On July 3, 2024, the Mexico Economy Ministry issued a public announcement regarding the anti-dumping sunset review ruling on PFY originating from China and India. In light of the absence of evidence indicating the existence of the PFY industry in Mexico, the decision was made to cancel the anti-dumping duty of 0.532 USD per kilogram on imports from China and India. The affected products are classified under the TIGIE tax number 5402.33.01. The announcement took effect the day after its publication. Following the cancellation of the anti-dumping duty, the export costs for Chinese PFY enterprises to Mexico were reduced, enhancing the price competitiveness of their products in the Mexican market, with expectations of a rebound in export volumes. In August 2024, the export volume reached 9.7kt, increasing by 20.01% MoM. As of September 2024, the total PFY export volume from China to Mexico amounted to 95.3kt. Overall, domestic filament enterprises are expected to regain market share in this important overseas market, which is beneficial for expanding their overseas market layout and increasing export revenue.
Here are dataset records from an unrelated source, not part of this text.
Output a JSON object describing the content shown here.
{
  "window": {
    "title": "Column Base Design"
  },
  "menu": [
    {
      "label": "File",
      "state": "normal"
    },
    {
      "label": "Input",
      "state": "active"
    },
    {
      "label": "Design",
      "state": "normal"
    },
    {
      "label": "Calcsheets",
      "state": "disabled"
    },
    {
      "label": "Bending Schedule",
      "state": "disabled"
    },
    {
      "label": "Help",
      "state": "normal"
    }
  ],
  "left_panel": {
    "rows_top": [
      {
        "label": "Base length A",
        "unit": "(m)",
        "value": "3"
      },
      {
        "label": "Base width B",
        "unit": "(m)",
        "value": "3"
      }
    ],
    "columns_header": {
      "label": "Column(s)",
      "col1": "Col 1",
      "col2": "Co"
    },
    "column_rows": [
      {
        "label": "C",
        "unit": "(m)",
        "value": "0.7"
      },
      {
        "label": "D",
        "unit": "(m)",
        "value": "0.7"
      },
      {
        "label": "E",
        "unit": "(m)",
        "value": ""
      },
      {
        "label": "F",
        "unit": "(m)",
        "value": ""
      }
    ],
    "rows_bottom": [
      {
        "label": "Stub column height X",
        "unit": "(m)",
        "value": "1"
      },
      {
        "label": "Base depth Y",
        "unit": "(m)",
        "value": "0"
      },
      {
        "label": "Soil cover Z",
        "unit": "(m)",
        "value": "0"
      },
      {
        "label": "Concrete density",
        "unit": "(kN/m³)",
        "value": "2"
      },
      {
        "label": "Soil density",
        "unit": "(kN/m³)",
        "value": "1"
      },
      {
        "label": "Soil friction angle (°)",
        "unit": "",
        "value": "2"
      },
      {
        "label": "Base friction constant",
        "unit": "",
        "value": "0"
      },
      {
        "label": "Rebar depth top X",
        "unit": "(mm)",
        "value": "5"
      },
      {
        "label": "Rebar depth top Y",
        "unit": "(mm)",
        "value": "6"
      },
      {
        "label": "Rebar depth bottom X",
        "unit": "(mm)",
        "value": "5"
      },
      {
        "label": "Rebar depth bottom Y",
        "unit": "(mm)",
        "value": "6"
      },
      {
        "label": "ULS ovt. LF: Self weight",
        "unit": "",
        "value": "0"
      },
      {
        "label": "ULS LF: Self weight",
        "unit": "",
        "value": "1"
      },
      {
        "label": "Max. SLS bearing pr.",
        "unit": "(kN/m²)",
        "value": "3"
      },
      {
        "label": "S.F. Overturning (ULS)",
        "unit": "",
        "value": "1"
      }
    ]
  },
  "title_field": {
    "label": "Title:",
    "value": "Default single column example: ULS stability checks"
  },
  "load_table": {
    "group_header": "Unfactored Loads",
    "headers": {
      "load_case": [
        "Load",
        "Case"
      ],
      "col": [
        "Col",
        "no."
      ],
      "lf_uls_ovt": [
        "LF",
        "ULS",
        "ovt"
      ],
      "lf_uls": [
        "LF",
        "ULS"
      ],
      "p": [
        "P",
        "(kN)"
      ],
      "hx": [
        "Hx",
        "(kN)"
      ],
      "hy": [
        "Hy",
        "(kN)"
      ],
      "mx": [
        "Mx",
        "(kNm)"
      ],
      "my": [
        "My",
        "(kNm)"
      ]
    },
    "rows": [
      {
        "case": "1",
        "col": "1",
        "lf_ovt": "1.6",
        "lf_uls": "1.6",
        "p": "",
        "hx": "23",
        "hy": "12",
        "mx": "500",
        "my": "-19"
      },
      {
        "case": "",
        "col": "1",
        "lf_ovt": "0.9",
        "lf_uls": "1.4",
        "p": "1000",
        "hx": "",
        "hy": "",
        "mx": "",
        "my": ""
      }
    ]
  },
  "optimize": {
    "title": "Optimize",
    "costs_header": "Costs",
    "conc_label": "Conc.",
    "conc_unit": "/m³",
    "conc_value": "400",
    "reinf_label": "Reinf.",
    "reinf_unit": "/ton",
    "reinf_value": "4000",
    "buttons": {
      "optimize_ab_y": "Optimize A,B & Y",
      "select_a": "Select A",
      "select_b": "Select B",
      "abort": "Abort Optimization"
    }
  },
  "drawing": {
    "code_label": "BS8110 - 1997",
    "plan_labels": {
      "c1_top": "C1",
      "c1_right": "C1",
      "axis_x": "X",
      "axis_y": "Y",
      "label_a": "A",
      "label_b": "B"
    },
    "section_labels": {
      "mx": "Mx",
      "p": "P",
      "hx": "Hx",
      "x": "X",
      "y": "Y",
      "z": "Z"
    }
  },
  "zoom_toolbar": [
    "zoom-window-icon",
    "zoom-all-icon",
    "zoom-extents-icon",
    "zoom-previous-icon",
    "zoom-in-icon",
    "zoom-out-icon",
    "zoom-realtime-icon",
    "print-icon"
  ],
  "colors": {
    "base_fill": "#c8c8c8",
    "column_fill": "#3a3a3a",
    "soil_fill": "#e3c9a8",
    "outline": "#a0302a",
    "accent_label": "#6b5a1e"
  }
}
8. Pakistan initiates anti-dumping investigation on Chinese PFY.
On May 24, 2024, the National Tariff Commission of Pakistan issued Announcement No. ADC65/2024/NTC/PFY, stating that in response to the applications submitted by Pakistani producers Gatron Industries Limited and Rupali Polyester Limited on March 29, 2024, an anti-dumping investigation was initiated on PFY originating from or imported from China. The dumping investigation period for this case is from January 1, 2023, to December 31, 2023, and the injury investigation period is from January 1, 2021, to December 31, 2023. The affected products are classified under the Pakistani tax numbers 5402.3300 and 5402.6200. The preliminary ruling is expected to be released 60 to 180 days after the case is filed. As of now, the results of Pakistan’s anti-dumping investigation on Chinese PFY have not been announced. However, in 2023, the total export volume of PFY from China to Pakistan reached 343.4kt, accounting for 4.07% of the total. As of September 2024, the total export volume to Pakistan reached 270.4kt, increasing by 3.91% YoY. China's PFY exports may face numerous obstacles and challenges.